I wonder how well mentioning religion to a person who puts religion on their profile vs mentioning to someone who doesn't compares. They say "Christin" doesn't help as much as atheist, but I would bet that people who put "Christian" in their profile respond more...


On their first post on this subject, I asked if they were going to do some response modelling based not only on the message, but on profile features like spirituality, math ability, desire for love, etc.

No reply, unfortunately.


No reply, unfortunately.

There's a joke here somewhere...


Maybe khafra should have put "zombie" in the first post?


The main problem, I think, was opening with "hi ur pretty"


OKCupid seems to attract a hipper crowd more likely to not be religious, compared with eHarmony which has a pretty clear Christian vibe to it which would likely attract users who would reply more readily to 'god' than 'atheist'.


Well its probably true that eHarmony will attract more Christians than OkCupid. But I wonder if Christians or atheists are more likely to try OkCupid.

According to Wikipedia, 78.4% of people in the US are Christian.

http://en.wikipedia.org/wiki/Religion_in_the_United_States

I wonder what the numbers show for OkCupid members.
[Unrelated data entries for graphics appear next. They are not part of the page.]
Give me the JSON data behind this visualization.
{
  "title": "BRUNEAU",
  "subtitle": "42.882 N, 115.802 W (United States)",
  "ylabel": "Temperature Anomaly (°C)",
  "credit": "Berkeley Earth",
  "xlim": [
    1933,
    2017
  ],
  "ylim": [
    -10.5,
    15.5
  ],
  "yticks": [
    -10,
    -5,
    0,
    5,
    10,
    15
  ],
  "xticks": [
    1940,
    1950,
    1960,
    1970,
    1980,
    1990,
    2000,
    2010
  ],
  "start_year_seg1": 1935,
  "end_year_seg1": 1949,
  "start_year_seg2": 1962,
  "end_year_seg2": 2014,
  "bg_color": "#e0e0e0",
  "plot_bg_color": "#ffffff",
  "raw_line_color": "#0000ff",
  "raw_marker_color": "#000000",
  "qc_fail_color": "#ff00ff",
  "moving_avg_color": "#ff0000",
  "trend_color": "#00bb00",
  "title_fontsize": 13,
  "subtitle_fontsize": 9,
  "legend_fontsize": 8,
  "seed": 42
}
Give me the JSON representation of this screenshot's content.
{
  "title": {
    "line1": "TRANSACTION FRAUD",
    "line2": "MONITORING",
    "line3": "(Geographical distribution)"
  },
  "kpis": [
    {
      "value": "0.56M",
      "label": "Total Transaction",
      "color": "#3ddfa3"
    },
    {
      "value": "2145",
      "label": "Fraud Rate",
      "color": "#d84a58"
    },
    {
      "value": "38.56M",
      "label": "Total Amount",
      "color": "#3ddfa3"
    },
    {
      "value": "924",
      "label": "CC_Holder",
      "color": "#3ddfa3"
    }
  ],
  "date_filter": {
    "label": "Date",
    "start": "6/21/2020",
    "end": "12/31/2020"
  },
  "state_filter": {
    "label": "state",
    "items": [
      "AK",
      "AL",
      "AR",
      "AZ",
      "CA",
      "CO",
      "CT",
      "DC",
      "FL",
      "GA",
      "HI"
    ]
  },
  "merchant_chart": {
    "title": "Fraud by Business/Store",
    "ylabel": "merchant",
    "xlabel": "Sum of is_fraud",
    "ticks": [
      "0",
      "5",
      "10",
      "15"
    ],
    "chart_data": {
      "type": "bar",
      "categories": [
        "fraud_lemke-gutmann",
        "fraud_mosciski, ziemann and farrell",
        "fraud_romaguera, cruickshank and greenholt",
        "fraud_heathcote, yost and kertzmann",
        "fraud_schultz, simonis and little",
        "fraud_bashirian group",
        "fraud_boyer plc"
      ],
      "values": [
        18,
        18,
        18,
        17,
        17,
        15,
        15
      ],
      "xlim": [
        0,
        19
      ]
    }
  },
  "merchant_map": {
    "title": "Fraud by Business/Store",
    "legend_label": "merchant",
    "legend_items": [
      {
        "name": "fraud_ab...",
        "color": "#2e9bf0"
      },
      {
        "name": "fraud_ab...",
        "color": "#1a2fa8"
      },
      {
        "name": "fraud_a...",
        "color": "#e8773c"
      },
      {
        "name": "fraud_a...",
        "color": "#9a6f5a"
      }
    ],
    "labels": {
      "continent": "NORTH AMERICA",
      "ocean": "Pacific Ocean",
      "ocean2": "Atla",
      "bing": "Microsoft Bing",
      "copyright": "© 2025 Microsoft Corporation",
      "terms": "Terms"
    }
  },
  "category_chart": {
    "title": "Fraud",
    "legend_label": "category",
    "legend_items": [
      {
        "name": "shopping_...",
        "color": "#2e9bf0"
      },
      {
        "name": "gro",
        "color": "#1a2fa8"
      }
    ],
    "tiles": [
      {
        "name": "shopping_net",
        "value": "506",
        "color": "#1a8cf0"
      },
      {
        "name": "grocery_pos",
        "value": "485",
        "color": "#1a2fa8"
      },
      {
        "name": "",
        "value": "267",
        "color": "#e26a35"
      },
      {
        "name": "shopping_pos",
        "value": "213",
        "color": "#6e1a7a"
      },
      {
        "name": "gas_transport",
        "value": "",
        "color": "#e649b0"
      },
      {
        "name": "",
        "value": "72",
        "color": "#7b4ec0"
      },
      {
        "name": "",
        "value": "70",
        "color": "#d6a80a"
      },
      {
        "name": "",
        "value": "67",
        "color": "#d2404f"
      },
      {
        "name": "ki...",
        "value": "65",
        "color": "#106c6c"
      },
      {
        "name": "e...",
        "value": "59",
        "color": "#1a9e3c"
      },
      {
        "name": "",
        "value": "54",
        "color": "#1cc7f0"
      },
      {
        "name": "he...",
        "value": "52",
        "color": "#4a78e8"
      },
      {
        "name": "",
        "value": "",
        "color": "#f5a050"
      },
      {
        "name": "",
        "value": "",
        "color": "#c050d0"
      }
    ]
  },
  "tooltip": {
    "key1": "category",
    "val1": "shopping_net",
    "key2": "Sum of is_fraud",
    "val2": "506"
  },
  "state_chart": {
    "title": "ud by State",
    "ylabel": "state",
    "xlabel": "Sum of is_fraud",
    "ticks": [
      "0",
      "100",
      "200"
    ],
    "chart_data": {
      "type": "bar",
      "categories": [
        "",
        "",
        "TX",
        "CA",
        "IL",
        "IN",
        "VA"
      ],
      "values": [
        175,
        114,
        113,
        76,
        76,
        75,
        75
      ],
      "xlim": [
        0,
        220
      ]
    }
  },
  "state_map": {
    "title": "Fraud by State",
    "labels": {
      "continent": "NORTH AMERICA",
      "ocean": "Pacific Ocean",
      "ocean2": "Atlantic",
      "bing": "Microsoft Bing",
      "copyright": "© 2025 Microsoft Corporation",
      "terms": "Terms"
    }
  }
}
Compare "Oh, hey, I see you're a Christian too." and "I hope we can grow and enjoy God's love together.". The latter seems to connote much more devotion than the former. I would bet that "God" is more likely to be used in a devoted sense than "Christian". I would further bet that the devoted can find each other at church and/or devoted language from a man to a woman in the first contact doesn't come off well. (Disclaimer: poster is an atheist who was raised Christian but does not intend to bash religion in this particular post.)


Might also be because of things like "god damnit, ur hot". I got the feeling that they didn't really look into confounding variables, like common sentences that trigger multiple rules.


Right, that's more or less what I was thinking.


I agree with "I hope we can grow and enjoy God's love together." being a little freaky to tell someone online.


"God" is also sprinkled fairly liberally around some common phrases. "Oh my God" comes to mind, shouldn't be hard to think of a dozen others on your own.

I can't stay if these conditions are accounted for, of course.